Öncelikle ifade edelim ki, darbecilerin yargılanması ve mahkum olmaları toplumun her kesiminde olumlu karşılandı. Hukuk devletine ve demokrasiye olan inançlarını pekiştiren bir gelişme oldu. Darbecilerin yargılanmasının hukuk devleti ilkesiyle bağdaşmadığını söyleyenler bile halkımızdaki genel memnuniyetin farkında.

Yapılan yargılamanın hukukiliğini ölçmede halkın memnuniyet kriteri bir ölçü değil elbette. Hukukun evrensel ilkeleri, ceza yargılamasının olmazsa olmazları, tabii hakim ilkesi, zamanaşımı, değişen kanunların sanıklar aleyhine uygulanamayacağı, lehe kanun uygulaması gibi temel kurallar herkes için geçerlidir. Darbe suçu zanlısı da olsa bu kurallardan istisna tutulması elbette mümkün değildir.

12 Eylül darbecileri 1980’den 2010 yılına kadar yargılan/ana/mamış ise, “artık yargılanamazlar, yargılanmamalı” demeden önce, niçin yargılanamadığına bakmak, sebeplerini hukuk içinde değerlendirmek ve sonrasında kanaat belirtmek gerekir.

TSK’nın emir-komuta hiyerarşisi içinde 12 Eylül 1980 tarihinde yönetime el koyması o tarihte yürürlükte olan Türk Ceza Kanununa  göre herkesin anlayacağı dil ile darbe suçudur. Teşebbüs değil darbe gerçekleşmiştir. Anayasa lağvedilmiş, TBMM kapatılmış, TC. Hükümeti devrilmiştir. Anayasa yerine darbecilerden oluşan Milli Güvenlik Konseyi’nin bildirileriyle ülke yönetilmeye başlanmıştır.

Sıkıyönetim Komutanlıklarının emriyle görev ifa eden asker polis karışımı sıkıyönetim timleri, insanları gözetim altına almış, işkence yapmış, 90 güne kadar  kışla içinde gözetim altında tutmuş, yerine göre işkence görenlerden haber alma imkanı dahi olmamıştır.

Sıkıyönetim timleri hakkında soruşturma yapmak, Sıkıyönetim Komutanının izin vermesi şartına bağlı olduğu için, yapılan şikayetleri savcılar işleme koyamamıştır.

Darbe yönetimi yaptıklarının suç teşkil ettiğini ve yargılanabileceklerini öngördükleri için 1982 Anayasasına ekledikleri geçici 15.madde ile kendilerini dokunulmazlık zırhına almışlar, bu nedenle 30 yıl adalet önüne çıkarılamamışlardır.

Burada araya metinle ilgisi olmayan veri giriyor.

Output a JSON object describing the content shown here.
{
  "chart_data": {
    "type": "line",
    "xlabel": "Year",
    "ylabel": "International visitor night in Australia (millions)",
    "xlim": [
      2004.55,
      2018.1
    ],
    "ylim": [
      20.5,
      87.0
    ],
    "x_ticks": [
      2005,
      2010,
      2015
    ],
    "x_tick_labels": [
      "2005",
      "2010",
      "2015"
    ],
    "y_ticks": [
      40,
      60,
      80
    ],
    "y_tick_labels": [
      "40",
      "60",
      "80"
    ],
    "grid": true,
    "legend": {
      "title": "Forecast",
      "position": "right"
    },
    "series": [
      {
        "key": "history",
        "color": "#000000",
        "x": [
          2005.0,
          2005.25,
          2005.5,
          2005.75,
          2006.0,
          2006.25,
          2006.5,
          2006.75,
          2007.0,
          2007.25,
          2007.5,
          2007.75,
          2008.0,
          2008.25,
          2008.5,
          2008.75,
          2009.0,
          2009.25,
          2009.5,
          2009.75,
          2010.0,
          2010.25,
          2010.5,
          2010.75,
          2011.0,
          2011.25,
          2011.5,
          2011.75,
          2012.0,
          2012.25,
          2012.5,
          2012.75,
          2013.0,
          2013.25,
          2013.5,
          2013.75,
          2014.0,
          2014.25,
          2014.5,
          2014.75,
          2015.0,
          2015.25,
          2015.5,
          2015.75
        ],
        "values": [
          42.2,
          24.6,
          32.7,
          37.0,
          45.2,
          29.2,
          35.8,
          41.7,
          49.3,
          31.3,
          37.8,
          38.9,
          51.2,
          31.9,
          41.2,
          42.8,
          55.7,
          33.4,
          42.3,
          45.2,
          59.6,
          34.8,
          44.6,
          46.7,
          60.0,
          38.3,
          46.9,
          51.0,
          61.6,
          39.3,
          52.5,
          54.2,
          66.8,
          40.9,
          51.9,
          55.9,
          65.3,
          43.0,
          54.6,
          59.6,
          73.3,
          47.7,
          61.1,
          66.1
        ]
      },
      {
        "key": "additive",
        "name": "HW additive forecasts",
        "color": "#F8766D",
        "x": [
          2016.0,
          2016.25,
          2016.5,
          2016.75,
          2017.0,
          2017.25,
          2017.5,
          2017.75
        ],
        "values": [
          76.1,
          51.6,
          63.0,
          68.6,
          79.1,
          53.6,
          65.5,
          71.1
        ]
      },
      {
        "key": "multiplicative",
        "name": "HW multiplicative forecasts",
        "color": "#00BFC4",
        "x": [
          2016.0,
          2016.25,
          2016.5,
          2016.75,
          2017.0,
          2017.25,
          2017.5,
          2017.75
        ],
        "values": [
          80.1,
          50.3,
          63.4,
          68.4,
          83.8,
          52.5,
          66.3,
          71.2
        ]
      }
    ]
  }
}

Şimdi kimi hukukçular  aradan geçen 30 yıl içinde darbecilerin hazırlattığı anayasanın uygulanmasını, halende yapılan değişikliklerle birlikte yürürlükte olmasını, “darbe”nin meşruiyet kazanması olarak yorumlamaktadır.

Kimi siyasetçiler ve 2010 referandumunda “hayır” kampanyası yürütenler de, darbelere karşı olduklarını söylemekle birlikte 12 Eylül darbecilerinin yargılanamayacağını, halkın kandırıldığını söylemişlerdi. Anayasa değişikliği ile geçici 15. Maddenin kaldırılmasına “evet” diyenler ise, yargılamanın önündeki anayasal engel kalkınca darbecilere yargı yolunun açılacağını savunmuşlardı. Geçici 15.madde kaldırıldı. Ceza hukukunda yargılama engelinin ortadan kalkmasıyla zamanaşımı sürecinin başlayacağı kuralı 12 Eylül davasında işletildi. Soruşturma yapıldı, dava açıldı, Evren ve Şahinkaya darbe suçundan mahkum edildi.

Esasen darbecilerin yargılanması sadece Türkiye’ye özel bir durum değil. Yunanistan ve Arjantin örnekleri var. Şili örneği ise Anayasal dokunulmazlık yönüyle Türkiye’ye benziyor.


Şili'de ise 1973'te hükümete el koyan Augusto Pinochet önderliğindeki askeri rejim, gücü kolay kolay teslim etme yanlısı değildi. 1988 yılında yapılan referandumda Pinochet'nin tekrar seçilmesi önerisine Şili halkı yüzde 56 oyla karşı çıkınca demokratik başkan ve parlamento seçiminin yolu açılmış oldu. Seçimleri kazanan Patricio Aylwin görevi 1990'da Pinochet'den teslim aldıysa da 1980 Şili Anayasası gereği (bizdeki geçici 15.madde gibi) Pinochet Genelkurmay başkanlığı görevinde 1998 yılına kadar devam etti. Askeri vesayet bir anlamda devam etti. 1998 yılından sonra da parlamentoda senatör olarak görev almaya devam etti.

Hukuk Darbeci Pinochet'nin peşini bırakmadı. İspanyol yargıç Baltasar Garzon,  İspanyol vatandaşlarına karşı işlenen 94 işkence olayında sorumlu olmaktan Pinochet hakkında tutuklama kararı vermişti. Sağlık nedenleriyle  Londra'da bulunan Pinochet. uluslararası tutukla emri talebi üzerine 1998'de gözaltına alındı. İngiltere'de bir sene boyunca ev hapsinde tutulan Pinochet, Şili'nin talepleri üzerine, İspanya'ya değil kendi ülkesi Şili'ye iade edildi. 2000'de parlamentonun anayasa değişikliğini onaylaması ve Pinochet'ye ömür boyu senatörlük görevinden istifa etmesi karşılığı dokunulmazlık hakkı verilmişti. Fakat Şili Yüksek Mahkemesi Ağustos 2000'de Pinochet'nin dokunulmazlığını kaldırdı. Böylece İspanya'nın ön ayak olmasıyla başlayan Pinochet’in yargılanma süreci Şili'nin ulusal mahkemelerinde devam etmeye başladı. Yaşlılık ve bunaklık gibi sağlık sorunları bahane edilerek, Pinochet'nin yargılanmasının önüne geçilmeye çalışılsa da yargılama süreci devam ederken sorumlu olduğu çeşitli insan hakları ihlalleri suçlarından mahkum edilemeden ve suçlarıyla hesaplaşmadan 2006 yılında 91yaşında öldü.

Sonuç olarak, Türkiye’nin 12 Eylül 1980 Darbesiyle her yönden yüzleşmesi, darbe Anayasası yerine sivil anayasasını yapması gerekir, bu doğrudur. Ancak 1982 Anayasası’nın yürürlükte olması, darbecilerin adalet önünde hesap vermelerine engel değildir. 2010 Anayasa değişikliği darbecilerin yargılanma engelini kaldırmış, darbeciler ilk derece mahkemesinde mahkum olmuşlardır. Süreç devam etmektedir. Bu intikam alma değil, hukukun işlemesidir.